No, You Do Not Have ADHD

Doesn’t it seem like everyone and their dog has ADHD? I don’t know when it became so popular to just rattle off “oh ya I have that too” when someone opens up about their neurobiological disorder. Don’t get me wrong, I love that people want to relate and make those of us with ADHD feel a bit more “normal,” but it can also feel a little undermining at times when everyone says they have ADHD.
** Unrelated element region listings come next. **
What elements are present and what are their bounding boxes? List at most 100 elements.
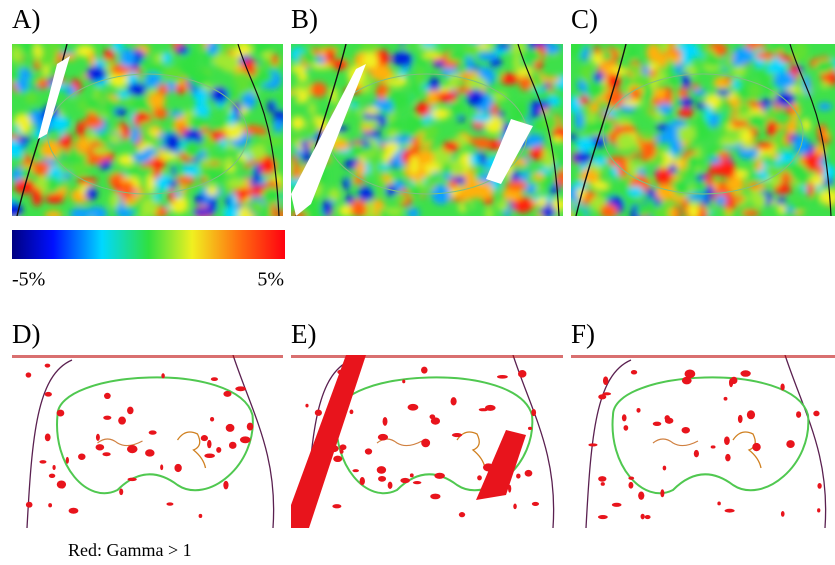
gamma-fail <box>103 415 112 420</box>
heatmap-spot <box>499 72 520 85</box>
heatmap-spot <box>683 168 700 176</box>
heatmap-spot <box>593 71 605 83</box>
contour <box>602 73 804 195</box>
heatmap-spot <box>446 51 468 62</box>
heatmap-spot <box>88 51 96 67</box>
heatmap-spot <box>773 71 796 89</box>
heatmap-spot <box>773 183 793 195</box>
heatmap-spot <box>409 154 419 175</box>
heatmap-spot <box>25 91 38 104</box>
gamma-fail <box>780 383 785 391</box>
heatmap-spot <box>405 116 424 136</box>
heatmap-spot <box>677 87 689 100</box>
heatmap-spot <box>291 93 300 102</box>
gamma-fail <box>628 476 635 480</box>
gamma-fail <box>752 442 761 452</box>
gamma-fail <box>571 355 835 358</box>
gamma-fail <box>662 465 667 471</box>
gamma-fail <box>693 449 699 458</box>
gamma-fail <box>409 473 414 478</box>
heatmap-spot <box>777 203 786 215</box>
heatmap-spot <box>722 58 732 70</box>
heatmap-spot <box>571 133 578 142</box>
heatmap-spot <box>253 70 273 84</box>
heatmap-spot <box>639 133 656 142</box>
gamma-fail <box>235 386 247 392</box>
heatmap-spot <box>687 202 700 216</box>
heatmap-spot <box>679 97 694 108</box>
heatmap-spot <box>428 77 440 93</box>
heatmap-spot <box>307 140 315 148</box>
gamma-fail <box>78 453 86 460</box>
heatmap-spot <box>219 137 227 149</box>
heatmap-spot <box>510 157 528 166</box>
gamma-fail <box>332 504 342 509</box>
gamma-fail <box>723 396 728 401</box>
heatmap-spot <box>715 194 727 206</box>
gamma-fail <box>644 515 651 520</box>
gamma-fail <box>239 436 251 444</box>
heatmap-spot <box>534 172 544 181</box>
heatmap-spot <box>646 44 661 63</box>
heatmap-spot <box>407 207 420 216</box>
gamma-fail <box>684 369 696 379</box>
heatmap-spot <box>176 175 196 185</box>
heatmap-spot <box>32 160 50 177</box>
heatmap-spot <box>521 49 542 64</box>
heatmap-spot <box>731 65 747 78</box>
heatmap-spot <box>363 145 376 153</box>
heatmap-spot <box>747 166 755 186</box>
heatmap-spot <box>391 51 413 67</box>
heatmap-spot <box>45 193 65 204</box>
heatmap-spot <box>302 145 311 164</box>
heatmap-spot <box>34 44 42 59</box>
heatmap-spot <box>222 124 244 140</box>
heatmap-spot <box>222 44 241 50</box>
gamma-fail <box>710 445 716 449</box>
heatmap-spot <box>628 186 644 197</box>
heatmap-spot <box>754 158 763 172</box>
heatmap-spot <box>431 107 450 120</box>
heatmap-spot <box>772 44 785 53</box>
heatmap-spot <box>175 84 186 95</box>
heatmap-spot <box>663 127 679 140</box>
gamma-fail <box>246 422 254 431</box>
gamma-fail <box>339 444 347 451</box>
heatmap-spot <box>273 119 283 133</box>
heatmap-spot <box>179 110 196 117</box>
gamma-fail <box>450 397 457 406</box>
heatmap-spot <box>512 52 521 73</box>
heatmap-spot <box>495 44 513 50</box>
heatmap-spot <box>95 85 102 103</box>
heatmap-spot <box>124 167 142 177</box>
heatmap-spot <box>828 69 835 87</box>
heatmap-spot <box>297 72 309 82</box>
heatmap-spot <box>109 192 120 209</box>
heatmap-spot <box>621 99 643 107</box>
heatmap-spot <box>76 121 86 138</box>
gamma-fail <box>421 438 431 448</box>
heatmap-spot <box>77 136 91 152</box>
gamma-fail <box>434 472 445 479</box>
heatmap-spot <box>632 73 653 89</box>
heatmap-spot <box>433 60 445 68</box>
heatmap-spot <box>374 49 390 68</box>
heatmap <box>291 44 563 216</box>
heatmap-spot <box>198 157 205 175</box>
heatmap-spot <box>45 44 62 54</box>
heatmap-spot <box>784 131 791 146</box>
heatmap-spot <box>82 116 104 129</box>
heatmap-spot <box>291 116 306 131</box>
heatmap-spot <box>574 111 584 131</box>
heatmap-spot <box>258 156 277 175</box>
gamma-map <box>571 355 835 528</box>
gamma-fail <box>636 407 641 413</box>
gamma-fail <box>602 392 612 396</box>
outline <box>517 44 560 216</box>
heatmap-spot <box>636 168 647 175</box>
heatmap-spot <box>692 88 707 96</box>
heatmap-spot <box>162 51 172 65</box>
heatmap-spot <box>737 147 759 160</box>
heatmap-spot <box>466 88 484 107</box>
heatmap-spot <box>241 90 257 110</box>
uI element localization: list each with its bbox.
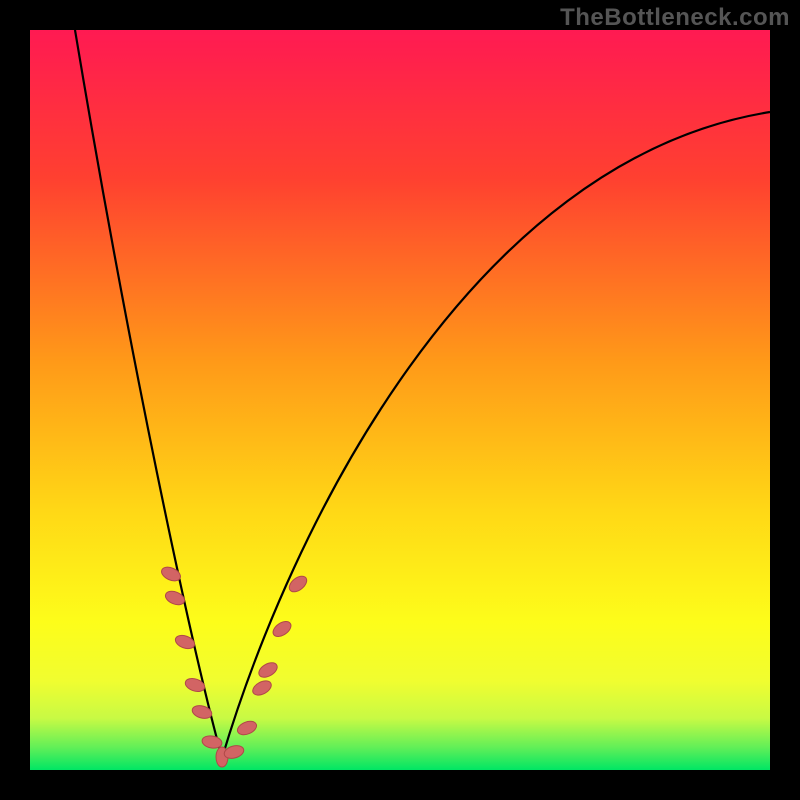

The only way to know for sure is to see a doctor, or two, or three.

I’m Exhausted

Sometimes my hyper focused energy is so exhausting. On days, like today, I’m sitting in my pajamas at 2pm, teeth unbrushed, face unwashed and I’m feeling a little sick. I will continue to push myself to work for another hour and then maybe take a 30 minute break before dragging myself to the grocery store. What I really need is rest. I need to recharge. But my mind won’t let me. It’s a weird rush of energy I get when I’m working on something I am passionate about. So, I continue. This is probably my least favorite thing about ADHD. There are simply some days that I cannot turn it off. The only thing that helps me on these days are taking a nice, deep breath and knowing that this day will not last forever. This moment will pass. This is just a tough day.

The Things That Help Me

A lot of yoga, working out and mindfulness have been my saving grace to helping with my ADHD symptoms {click here to read more about my symptoms}. I have also been seeing my therapist for over 6 years steadily. I am constantly reading about and learning more on ADHD and try to stay up to date on new studies and findings. Incorporating my ADHD into my every day life with Grant so I’m less afraid to talk about it has also been helpful. We continue to point out moments that I’m “firing” and the frustration and/or annoyance lessens as a result.